A new solid-dose, 24-hour controlled-release product for pain management had been approved but not yet validated because it had encountered wide variations in its dissolution rate. The manufacturer did not know whether the dissolution problems were related to the API, the excipients or to variables in the manufacturing process — or to some combination of these factors.
Frustrated with the lack of process understanding, the manufacturer narrowed the range of possible causes of the unacceptable dissolution rate to nine potential variables — four properties of the raw material and five process variables. The team used a designed experiment (DOE) to screen out irrelevant variables and to find the best operating values for the critical variables (Snee, et al. 2008).
The analysis showed that one process variable exerted the greatest influence on dissolution and that other process and raw material variables and their interactions also played a key role. The importance of the process variable with the largest effect had been unknown prior to this experiment even after more than eight years of development work. This enhanced process understanding enabled the company to define the design space and the product was validated and launched.
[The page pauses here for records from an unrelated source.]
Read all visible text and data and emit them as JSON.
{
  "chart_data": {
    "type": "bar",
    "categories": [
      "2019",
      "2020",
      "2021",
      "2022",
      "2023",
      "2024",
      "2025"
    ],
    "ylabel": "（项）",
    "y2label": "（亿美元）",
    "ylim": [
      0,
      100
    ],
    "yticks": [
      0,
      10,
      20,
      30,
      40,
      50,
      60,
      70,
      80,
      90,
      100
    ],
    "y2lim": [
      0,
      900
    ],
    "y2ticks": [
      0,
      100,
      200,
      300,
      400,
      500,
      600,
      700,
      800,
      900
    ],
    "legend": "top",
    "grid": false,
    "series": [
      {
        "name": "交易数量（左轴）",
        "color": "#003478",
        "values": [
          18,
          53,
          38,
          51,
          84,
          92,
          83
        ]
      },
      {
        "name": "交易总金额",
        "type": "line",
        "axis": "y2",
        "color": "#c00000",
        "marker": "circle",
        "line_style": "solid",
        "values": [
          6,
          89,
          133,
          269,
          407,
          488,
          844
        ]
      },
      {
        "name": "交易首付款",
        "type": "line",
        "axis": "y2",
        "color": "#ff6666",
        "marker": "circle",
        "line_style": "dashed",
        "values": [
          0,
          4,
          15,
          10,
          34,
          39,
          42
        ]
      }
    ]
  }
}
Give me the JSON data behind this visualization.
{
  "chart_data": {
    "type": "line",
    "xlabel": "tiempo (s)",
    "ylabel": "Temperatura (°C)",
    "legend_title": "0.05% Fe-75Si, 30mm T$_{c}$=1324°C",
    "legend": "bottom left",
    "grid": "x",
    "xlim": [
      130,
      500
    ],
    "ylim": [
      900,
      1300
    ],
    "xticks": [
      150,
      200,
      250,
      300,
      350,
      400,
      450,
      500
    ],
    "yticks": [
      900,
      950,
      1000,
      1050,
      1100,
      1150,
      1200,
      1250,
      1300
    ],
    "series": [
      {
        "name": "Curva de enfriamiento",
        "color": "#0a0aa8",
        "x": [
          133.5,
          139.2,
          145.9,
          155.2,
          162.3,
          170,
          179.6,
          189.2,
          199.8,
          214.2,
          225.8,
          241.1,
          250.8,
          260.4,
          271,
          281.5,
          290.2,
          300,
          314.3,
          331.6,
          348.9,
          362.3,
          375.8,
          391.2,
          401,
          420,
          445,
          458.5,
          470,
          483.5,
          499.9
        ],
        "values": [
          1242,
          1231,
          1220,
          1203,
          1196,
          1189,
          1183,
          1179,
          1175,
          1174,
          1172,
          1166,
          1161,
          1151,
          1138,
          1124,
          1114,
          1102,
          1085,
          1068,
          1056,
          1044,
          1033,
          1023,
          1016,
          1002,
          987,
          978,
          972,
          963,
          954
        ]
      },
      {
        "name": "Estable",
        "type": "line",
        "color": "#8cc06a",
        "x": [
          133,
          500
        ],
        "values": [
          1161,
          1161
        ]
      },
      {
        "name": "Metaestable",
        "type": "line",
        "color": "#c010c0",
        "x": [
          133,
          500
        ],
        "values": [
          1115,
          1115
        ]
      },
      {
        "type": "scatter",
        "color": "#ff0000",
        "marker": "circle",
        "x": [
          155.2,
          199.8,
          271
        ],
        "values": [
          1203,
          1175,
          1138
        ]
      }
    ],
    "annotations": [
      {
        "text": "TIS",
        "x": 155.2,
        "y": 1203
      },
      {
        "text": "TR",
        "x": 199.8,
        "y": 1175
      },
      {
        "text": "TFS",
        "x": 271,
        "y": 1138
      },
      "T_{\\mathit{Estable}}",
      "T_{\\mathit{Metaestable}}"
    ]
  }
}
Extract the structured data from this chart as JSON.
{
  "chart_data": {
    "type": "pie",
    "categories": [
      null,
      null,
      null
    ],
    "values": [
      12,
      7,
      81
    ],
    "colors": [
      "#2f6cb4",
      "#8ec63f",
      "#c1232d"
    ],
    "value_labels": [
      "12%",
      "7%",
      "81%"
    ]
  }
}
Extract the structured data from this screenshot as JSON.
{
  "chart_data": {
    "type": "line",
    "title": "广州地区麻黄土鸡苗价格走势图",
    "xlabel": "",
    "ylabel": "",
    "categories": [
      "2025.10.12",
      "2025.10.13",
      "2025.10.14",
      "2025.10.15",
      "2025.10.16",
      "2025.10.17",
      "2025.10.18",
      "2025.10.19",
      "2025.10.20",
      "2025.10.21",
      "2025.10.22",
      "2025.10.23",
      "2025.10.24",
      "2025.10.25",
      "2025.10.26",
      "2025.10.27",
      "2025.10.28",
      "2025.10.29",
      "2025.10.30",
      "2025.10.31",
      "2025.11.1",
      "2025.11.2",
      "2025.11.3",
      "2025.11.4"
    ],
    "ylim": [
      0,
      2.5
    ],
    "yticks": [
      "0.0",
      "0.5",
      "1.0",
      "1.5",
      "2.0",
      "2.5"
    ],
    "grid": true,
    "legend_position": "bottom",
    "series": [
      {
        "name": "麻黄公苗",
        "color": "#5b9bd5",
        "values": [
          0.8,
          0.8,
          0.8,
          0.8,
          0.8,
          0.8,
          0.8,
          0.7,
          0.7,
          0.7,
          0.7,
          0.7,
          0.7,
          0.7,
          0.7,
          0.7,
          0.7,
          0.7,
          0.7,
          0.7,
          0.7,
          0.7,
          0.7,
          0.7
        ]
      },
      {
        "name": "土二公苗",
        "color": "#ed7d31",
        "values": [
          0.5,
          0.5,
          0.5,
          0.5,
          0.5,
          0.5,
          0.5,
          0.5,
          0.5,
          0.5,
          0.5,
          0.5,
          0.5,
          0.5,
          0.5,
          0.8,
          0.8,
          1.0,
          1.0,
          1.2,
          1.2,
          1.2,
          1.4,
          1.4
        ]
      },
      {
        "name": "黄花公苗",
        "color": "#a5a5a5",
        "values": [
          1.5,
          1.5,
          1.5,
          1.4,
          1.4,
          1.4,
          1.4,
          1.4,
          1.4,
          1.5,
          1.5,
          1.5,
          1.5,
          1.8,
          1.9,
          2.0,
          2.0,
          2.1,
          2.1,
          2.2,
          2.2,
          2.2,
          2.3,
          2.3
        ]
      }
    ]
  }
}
This case illustrates the criticality of process understanding. The FDA noted the importance of process understanding when they released “Guidance for Industry: PAT — A Framework for Pharmaceutical Development, Manufacturing and Quality Assurance,” (FDA 2004). The FDA was responding to the realities of the pharmaceutical and biotech industries; namely that pharma/biotech needs to improve operations and speed up product development. Compliance continues to be an issue and risks must be identified, quantified and reduced. The root causes of many compliance issues relate to processes that are neither well understood nor controlled.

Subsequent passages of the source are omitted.